Oleh: Ahmad Gabriel (Waketum PP Pemuda PUI, Vice President OIC Youth Indonesia, Mahasiswa Pascasarjana Universitas Darunnajah)

Kalau kita jujur, banyak orang masih memandang pendidikan seperti mengisi tas sekolah: selama penuh dengan buku, catatan dan bekal jajan dari rumah, dianggap sudah cukup. Padahal, kalau pendidikan Islam hanya sibuk memenuhi “kotak pengetahuan,” kita bisa menghasilkan generasi yang sangat rajin mencatat, tapi bingung mengambil keputusan ketika hidup menuntut kebijaksanaan. Mirip orang punya lemari penuh baju formal, tapi tetap tidak tahu mau pakai apa saat undangan pernikahan datang mendadak.

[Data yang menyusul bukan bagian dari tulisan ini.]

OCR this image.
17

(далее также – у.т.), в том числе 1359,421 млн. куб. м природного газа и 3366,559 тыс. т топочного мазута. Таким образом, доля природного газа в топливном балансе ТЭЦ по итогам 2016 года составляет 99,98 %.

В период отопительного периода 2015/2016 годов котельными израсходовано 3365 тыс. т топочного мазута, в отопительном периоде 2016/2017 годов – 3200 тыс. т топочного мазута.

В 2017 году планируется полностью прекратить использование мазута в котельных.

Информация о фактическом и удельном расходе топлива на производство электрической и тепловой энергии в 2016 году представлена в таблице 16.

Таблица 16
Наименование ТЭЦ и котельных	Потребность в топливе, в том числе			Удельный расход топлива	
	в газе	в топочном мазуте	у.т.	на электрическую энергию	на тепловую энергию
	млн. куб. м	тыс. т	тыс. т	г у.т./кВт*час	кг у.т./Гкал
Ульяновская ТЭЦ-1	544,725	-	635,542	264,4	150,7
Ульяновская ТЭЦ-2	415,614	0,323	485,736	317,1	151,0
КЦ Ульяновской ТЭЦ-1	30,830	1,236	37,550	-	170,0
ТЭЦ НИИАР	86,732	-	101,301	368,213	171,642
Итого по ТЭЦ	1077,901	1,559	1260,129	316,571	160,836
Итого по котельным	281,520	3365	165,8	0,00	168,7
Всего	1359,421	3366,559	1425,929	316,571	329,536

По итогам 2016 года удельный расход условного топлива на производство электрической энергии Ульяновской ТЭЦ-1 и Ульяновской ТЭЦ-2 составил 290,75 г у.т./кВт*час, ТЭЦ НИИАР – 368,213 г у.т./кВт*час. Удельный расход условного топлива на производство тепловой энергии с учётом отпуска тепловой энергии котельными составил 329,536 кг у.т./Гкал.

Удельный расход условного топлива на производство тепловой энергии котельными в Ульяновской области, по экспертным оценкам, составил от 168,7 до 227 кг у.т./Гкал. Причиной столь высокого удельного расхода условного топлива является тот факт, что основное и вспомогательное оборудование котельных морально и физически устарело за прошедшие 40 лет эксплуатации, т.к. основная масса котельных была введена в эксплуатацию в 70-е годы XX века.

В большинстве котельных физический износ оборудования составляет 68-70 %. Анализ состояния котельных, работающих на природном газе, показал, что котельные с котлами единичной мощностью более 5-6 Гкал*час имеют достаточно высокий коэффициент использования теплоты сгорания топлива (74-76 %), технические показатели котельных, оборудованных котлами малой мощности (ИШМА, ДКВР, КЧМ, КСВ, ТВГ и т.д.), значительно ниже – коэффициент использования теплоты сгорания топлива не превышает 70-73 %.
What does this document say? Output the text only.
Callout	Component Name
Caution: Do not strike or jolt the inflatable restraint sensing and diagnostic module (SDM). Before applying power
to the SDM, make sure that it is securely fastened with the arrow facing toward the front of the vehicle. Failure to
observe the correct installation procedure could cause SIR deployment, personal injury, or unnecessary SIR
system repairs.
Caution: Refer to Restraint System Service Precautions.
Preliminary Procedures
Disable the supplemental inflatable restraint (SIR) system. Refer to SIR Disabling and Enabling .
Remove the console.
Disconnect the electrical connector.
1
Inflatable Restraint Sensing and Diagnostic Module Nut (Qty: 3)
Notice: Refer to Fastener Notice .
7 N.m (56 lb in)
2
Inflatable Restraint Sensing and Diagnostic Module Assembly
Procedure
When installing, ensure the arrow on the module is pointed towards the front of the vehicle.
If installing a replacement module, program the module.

Para ulama sejak Imam Al-Ghazali hingga Syed Naquib al-Attas mengingatkan bahwa pendidikan Islam bertujuan membentuk manusia seutuhnya—beriman kuat, berakhlak mulia, dan berilmu yang bermanfaat. Urutannya bukan kebetulan: harus mendidik iman dahulu, akhlak lalu ilmu. Dalam pandangan mereka, ilmu tidak pernah berdiri sendiri; ia harus berjalan bersama iman dan akhlak sebagai fondasi moral. Pendidikan Islam melihat manusia sebagai entitas yang kompleks—akal, ruh, dan jasad—yang perlu dirawat bersamaan seperti tiga roda kendaraan. Begitu salah satu dibiarkan kempes, perjalanan pun pasti tersendat.

Masalahnya, sebagian praktik pendidikan Islam hari ini justru terbalik arahnya. Banyak lembaga sangat fokus pada aspek kognitif dan administratif—kurikulum, target hafalan, ranking akademik—sementara pembinaan karakter dan spiritual berada di belakang antrean. Tidak sedikit sekolah yang berlabel “Islam” namun pendekatannya lebih mirip pelatihan teknis jangka pendek daripada pembentukan pribadi jangka panjang. Akibatnya, lahirlah generasi yang cerdas di kelas tetapi rapuh dalam memilih jalan hidup. Mereka tahu definisi “akhlak,” tetapi gagap saat harus mempraktikkan integritas di ruang digital yang penuh godaan klik cepat dan komentar spontan.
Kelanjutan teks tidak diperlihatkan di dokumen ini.